Version 0.2


  1. Syntax
  2. Execution
  3. Function and Expression Semantics
    1. Symbols
    2. Lambda Abstractions
    3. Applications
  4. Implementation Notes
    1. Data Structures
    2. Examining Functions

1. Syntax

In LOLA, every token is a single character.  Whitespace is significant.

A LOLA program comprises one or more functions.  Of these, exactly one must be the main function.  Any function other than the main function begins its definition with a symbol that is the function's name.  No two functions may have the same name.

program                ::= line
program                ::= program newline-char line

line                   ::= functional-line
line                   ::= functional-line comment

functional-line        ::=
functional-line        ::= function
functional-line        ::= main-function

function               ::= symbol expression

main-function          ::= expression

newline-char           ::= CR
newline-char           ::= LF

comment                ::= ' '
comment                ::= HT
comment                ::= comment comment-char

comment-char           ::= any ASCII printable character
comment-char           ::= HT

expression             ::= abstraction
expression             ::= application-expression

abstraction            ::= '\' expression

application-expression ::= application
application-expression ::= symbol

application            ::= application-expression expression ','

symbol                 ::= any ASCII printable character except ' ', ',', '\'

2. Execution

The state of the program at any time is determined by the "current expression", which is initialised to the main function when the program begins.

LOLA relies heavily on Church integers for input and output.  A Church integer is a function which, for a given non-negative integer n, takes two arguments one after the other and applies the first argument n times to the second.

The following table gives the first few Church integers.  The notation will be explained in section 3.

Number As a Church integer (c) cfx,, is equivalent to
0 \\a x
1 \a (i.e. the identity function) fx,
2 \\bba,, ffx,,
3 \\bbba,,, fffx,,,

The current expression is lazily evaluated until it is a lambda abstraction (technically speaking, until it is in weak head normal form).  It is then applied to the lambda abstraction \\a, i.e. the Church integer 0, and the action taken depends on the result of this application.

Current expression applied to \\a Action
A Church integer Outputs the character in the implementation character set corresponding to the value of the Church integer.  The current expression applied to \a becomes the new current expression.
\\b (the K combinator of SKI calculus) Terminates the program.  The current expression applied to \a must evaluate to a Church integer, which becomes the program's exit code.
\\\b Retrieves a character from the standard input.  The current expression applied to \a, and then applied to the Church integer having the value of the retrieved character in the implementation character set (or \\b if end of file has been reached), becomes the new current expression.
Anything else A runtime error.

This process is repeated until the program exits.

3. Function and Expression Semantics

3.1. Symbols

Usually, any symbol occurring within the body of a function is taken to mean the function that has that symbol as its name.

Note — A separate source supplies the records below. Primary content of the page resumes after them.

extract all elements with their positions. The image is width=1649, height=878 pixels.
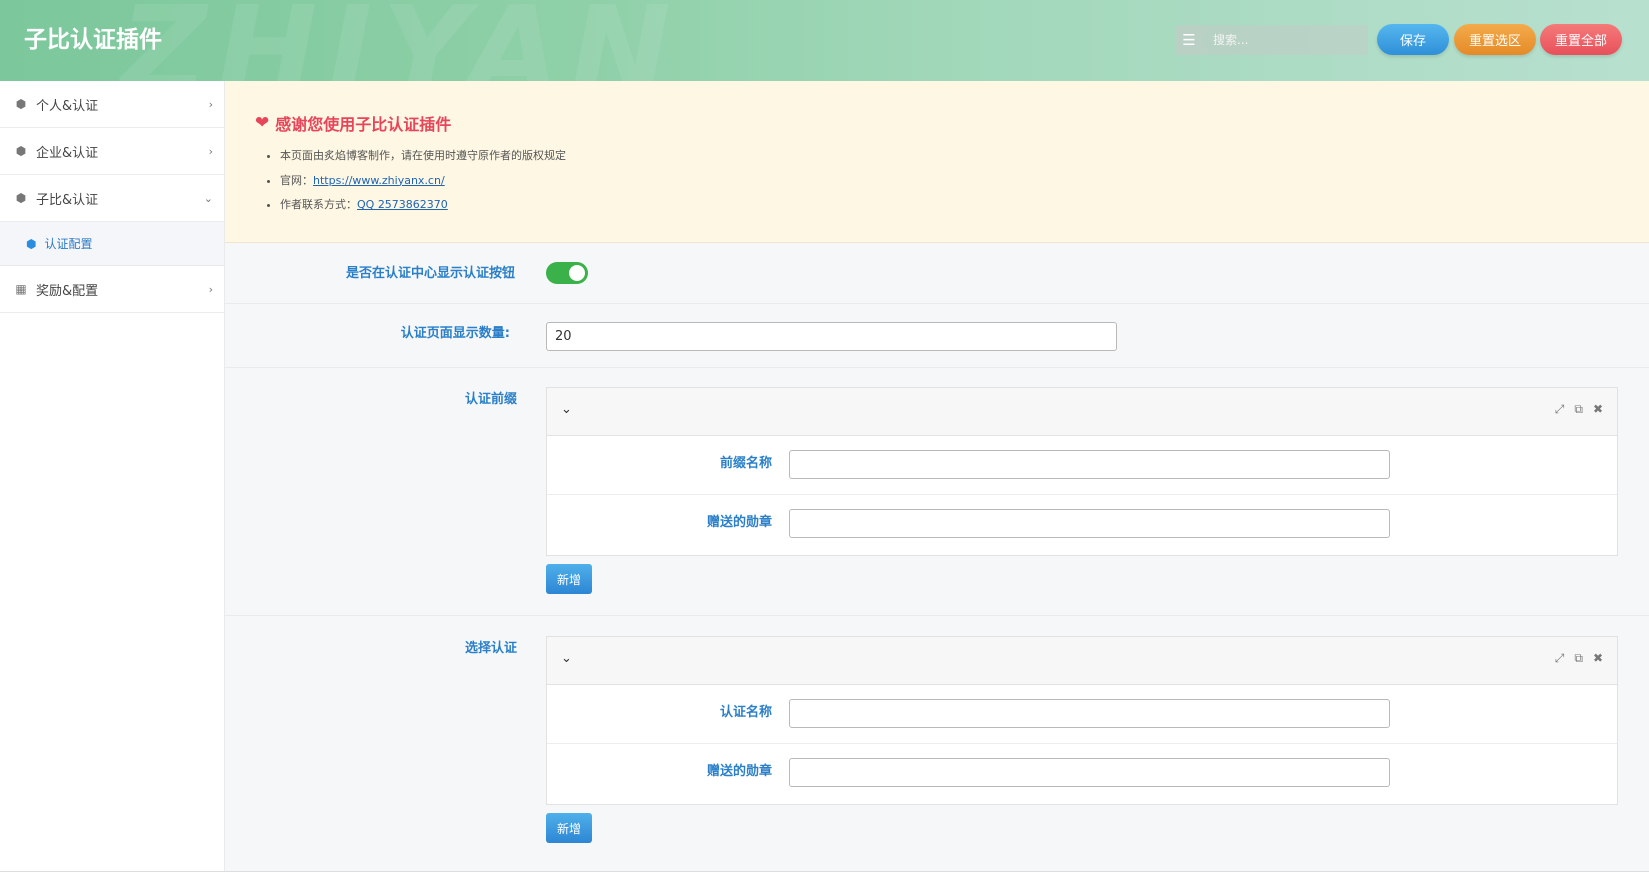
- copy-icon[interactable]: ⧉: [1574, 651, 1583, 666]
- list-icon[interactable]: ☰: [1175, 25, 1203, 55]
- notice-text: 作者联系方式：: [280, 198, 357, 211]
- page-count-label: 认证页面显示数量:: [400, 326, 510, 341]
- notice-text: 本页面由炙焰博客制作，请在使用时遵守原作者的版权规定: [280, 149, 566, 162]
- show-button-label: 是否在认证中心显示认证按钮: [345, 266, 515, 281]
- notice-list: 本页面由炙焰博客制作，请在使用时遵守原作者的版权规定 官网：https://ww…: [280, 147, 566, 221]
- page-count-input[interactable]: [546, 322, 1117, 351]
- cube-icon: ⬢: [15, 191, 27, 205]
- notice-line: 作者联系方式：QQ 2573862370: [280, 196, 566, 221]
- sidebar-item-personal[interactable]: ⬢ 个人&认证 ›: [0, 81, 224, 128]
- prefix-name-row: 前缀名称: [547, 436, 1617, 495]
- select-panel-header: ⌄ ⤢ ⧉ ✖: [547, 637, 1617, 685]
- reset-section-button[interactable]: 重置选区: [1454, 24, 1536, 55]
- panel-tools: ⤢ ⧉ ✖: [1555, 402, 1603, 417]
- qq-contact-link[interactable]: QQ 2573862370: [357, 198, 448, 211]
- prefix-add-button[interactable]: 新增: [546, 564, 592, 594]
- notice-line: 本页面由炙焰博客制作，请在使用时遵守原作者的版权规定: [280, 147, 566, 172]
- chevron-down-icon[interactable]: ⌄: [561, 651, 572, 666]
- chevron-right-icon: ›: [208, 282, 213, 296]
- expand-icon[interactable]: ⤢: [1555, 651, 1565, 666]
- cert-name-row: 认证名称: [547, 685, 1617, 744]
- cube-icon: ⬢: [15, 144, 27, 158]
- reset-all-button[interactable]: 重置全部: [1540, 24, 1622, 55]
- heart-icon: ❤: [255, 113, 270, 133]
- copy-icon[interactable]: ⧉: [1574, 402, 1583, 417]
- expand-icon[interactable]: ⤢: [1555, 402, 1565, 417]
- cert-medal-label: 赠送的勋章: [706, 764, 772, 779]
- sidebar-item-enterprise[interactable]: ⬢ 企业&认证 ›: [0, 128, 224, 175]
- cert-name-label: 认证名称: [719, 705, 772, 720]
- sidebar-item-label: 企业&认证: [36, 145, 99, 161]
- sidebar-item-label: 奖励&配置: [36, 283, 99, 299]
- search-bar: ☰: [1175, 25, 1375, 55]
- header-watermark: ZHIYAN: [120, 0, 681, 81]
- chevron-down-icon[interactable]: ⌄: [561, 402, 572, 417]
- sidebar-item-label: 子比&认证: [36, 192, 99, 208]
- sidebar-subitem-label: 认证配置: [44, 237, 93, 251]
- close-icon[interactable]: ✖: [1593, 651, 1603, 666]
- notice-line: 官网：https://www.zhiyanx.cn/: [280, 172, 566, 197]
- prefix-panel-header: ⌄ ⤢ ⧉ ✖: [547, 388, 1617, 436]
- calendar-icon: ▦: [15, 282, 27, 296]
- save-button[interactable]: 保存: [1377, 24, 1449, 55]
- notice-box: ❤ 感谢您使用子比认证插件 本页面由炙焰博客制作，请在使用时遵守原作者的版权规定…: [225, 81, 1649, 243]
- notice-title-text: 感谢您使用子比认证插件: [275, 115, 452, 134]
- sidebar-subitem-cert-config[interactable]: ⬢ 认证配置: [0, 222, 224, 266]
- cube-icon: ⬢: [26, 236, 37, 251]
- cert-medal-input[interactable]: [789, 758, 1390, 787]
- select-group-label: 选择认证: [464, 641, 517, 656]
- cert-medal-row: 赠送的勋章: [547, 744, 1617, 803]
- sidebar-item-zibi[interactable]: ⬢ 子比&认证 ⌄: [0, 175, 224, 222]
- cube-icon: ⬢: [15, 97, 27, 111]
- select-panel: ⌄ ⤢ ⧉ ✖ 认证名称 赠送的勋章: [546, 636, 1618, 805]
- sidebar-item-rewards[interactable]: ▦ 奖励&配置 ›: [0, 266, 224, 313]
- app-title: 子比认证插件: [24, 27, 162, 53]
- select-add-button[interactable]: 新增: [546, 813, 592, 843]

The context of a lambda abstraction overrides certain symbols, as described in the next section.

3.2. Lambda Abstractions

The \ operator represents the lambda of lambda-calculus.  The expression beginning with it is a lambda abstraction.

The parameter of the lambda abstraction is not named.  Instead, a notation based on de Bruijn indexes is used.  Lowercase letters of the basic Latin alphabet represent these parameters, with a representing the parameter of the innermost lambda abstraction of which it is a part, b representing the next lambda abstraction outwards, and so on.

Any named functions are overridden by the semantics of lowercase letters as parameters in lambda abstractions.  Therefore, a named function cannot be accessed from within a lambda abstraction if the function name conflicts with a letter that denotes a parameter of the abstraction within the abstraction nesting depth.

3.3. Applications

The , operator represents the application of one function to another.  It operates on the two functions preceding it in RPN fashion.  The left operand is the function to apply, and the right operand is what to apply it to.  For example:


applies \a\ba,, to \\ab,, giving (\\ab,)\(\\ab,)a,,, which in turn evaluates to \\a\(\\ab,)a,,.  (LOLA doesn't support brackets; they are just used here to illustrate what is going on.)

4. Implementation Notes

4.1. Data Structures

The current expression is the only program state information that an implementation needs to store.  Typically, expressions within expressions would be held by reference, and a function call would be internally a simple reference to the function's definition.

As with almost any functional programming language, garbage collection is a necessity.  Because expressions can be recursive, a reference-counting garbage collector is not suitable for implementing LOLA; the garbage collector must traverse the expression structure from the current expression in order to determine what is still in use and what isn't.

4.2. Examining Functions

Necessary to the functioning of LOLA is the ability to identify the possible function forms to which an expression can legally be reduced.  The same function may be represented by a number of different expressions both in code and internally; an implementation must behave identically regardless of which form is being used.

The simplest means of testing functions is to use internal objects to "unchurch" integers, by applying the Church integer to objects representing increment and the number 0.  This technique can also be used to detect the lambda abstraction \\b, and a further application can be used to detect \\\b.